Filter before Group by or after with CTE


Say I have a query:

SELECT SUM(Data1), SUM(Data2), UserID 
FROM Table1
WHERE Data1 IN (1, 2, 3)
  AND USERID IN (SELECT USERID IN SOME SMALLISH Table of ~10000 Values)
GROUP BY UserID

What is the performance of this query like? Is it better to just wrap it in a CTE and filter the USERID out after the group by?
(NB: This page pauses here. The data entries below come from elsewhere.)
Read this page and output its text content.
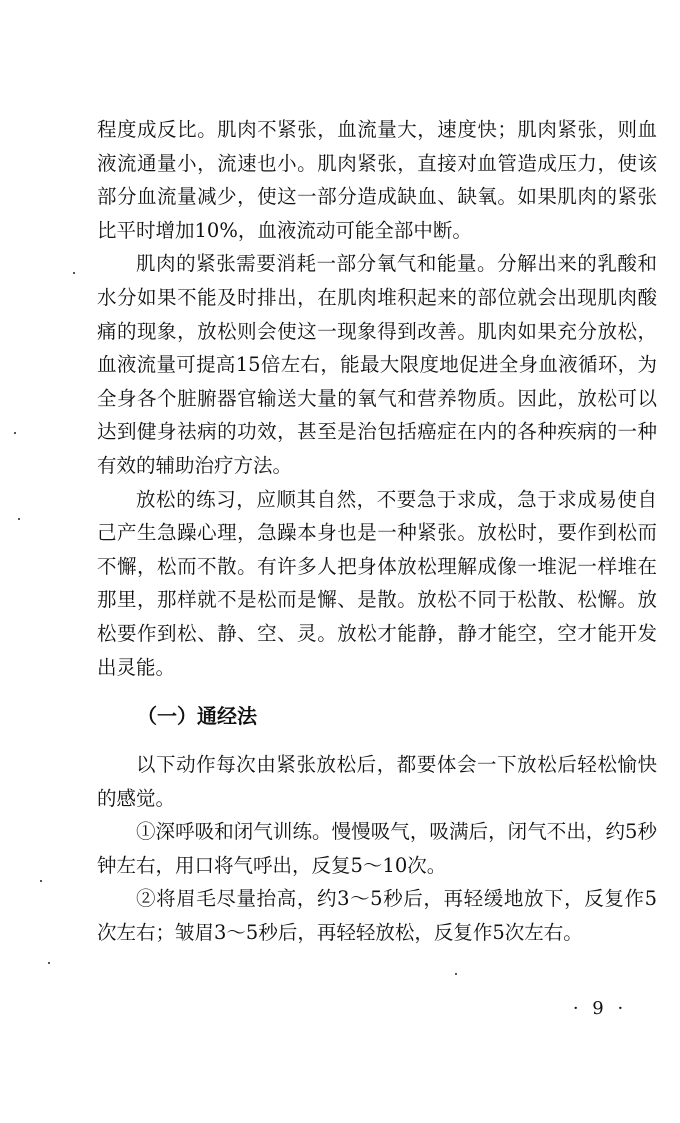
程度成反比。肌肉不紧张，血流量大，速度快；肌肉紧张，则血液流通量小，流速也小。肌肉紧张，直接对血管造成压力，使该部分血流量减少，使这一部分造成缺血、缺氧。如果肌肉的紧张比平时增加10%，血液流动可能全部中断。

肌肉的紧张需要消耗一部分氧气和能量。分解出来的乳酸和水分如果不能及时排出，在肌肉堆积起来的部位就会出现肌肉酸痛的现象，放松则会使这一现象得到改善。肌肉如果充分放松，血液流量可提高15倍左右，能最大限度地促进全身血液循环，为全身各个脏腑器官输送大量的氧气和营养物质。因此，放松可以达到健身祛病的功效，甚至是治包括癌症在内的各种疾病的一种有效的辅助治疗方法。

放松的练习，应顺其自然，不要急于求成，急于求成易使自己产生急躁心理，急躁本身也是一种紧张。放松时，要作到松而不懈，松而不散。有许多人把身体放松理解成像一堆泥一样堆在那里，那样就不是松而是懈、是散。放松不同于松散、松懈。放松要作到松、静、空、灵。放松才能静，静才能空，空才能开发出灵能。

（一）通经法

以下动作每次由紧张放松后，都要体会一下放松后轻松愉快的感觉。

①深呼吸和闭气训练。慢慢吸气，吸满后，闭气不出，约5秒钟左右，用口将气呼出，反复5～10次。

②将眉毛尽量抬高，约3～5秒后，再轻缓地放下，反复作5次左右；皱眉3～5秒后，再轻轻放松，反复作5次左右。

· 9 ·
Will it scan each row with the IN? Then it must be faster to first group by right?

edit: Added missing aggregation as mentioned by User @jarlh


Solution

  • I would be inclined to change the query to use EXISTS -- although I'm not sure if this makes a difference in DB2 (some databases have better optimizers than others):

    SELECT SUM(Data1), SUM(Data2), UserID 
    FROM Table1 t1
    WHERE Data1 IN (1, 2, 3) AND
          EXISTS (SELECT 1
                  FROM smallish s
                  WHERE t2.USERID = t1.USERID
                 )
    GROUP BY UserID;
    

    Then, if I understand correctly, your question is whether this query might perform better:

    SELECT SUM(Data1), SUM(Data2), UserID 
    FROM Table1 t1
    WHERE Data1 IN (1, 2, 3)          
    GROUP BY UserID
    HAVING EXISTS (SELECT 1
                  FROM smallish s
                  WHERE t2.USERID = t1.USERID
                 );
    

    First, you can test the two versions on your data and your system. That is always the best way to validate performance questions.

    Second, I would expect the WHERE version to be faster -- and much faster -- because the aggregation has many fewer rows to aggregate.

    One exception is if the database can use an index for the aggregation. I would expect the IN to preclude that possibility. Another exception is if the EXISTS/IN clause is really, really expensive (say no indexes are involved), then running it only once per result row might be faster. That said, this is balanced against the larger amount of data in the aggregation.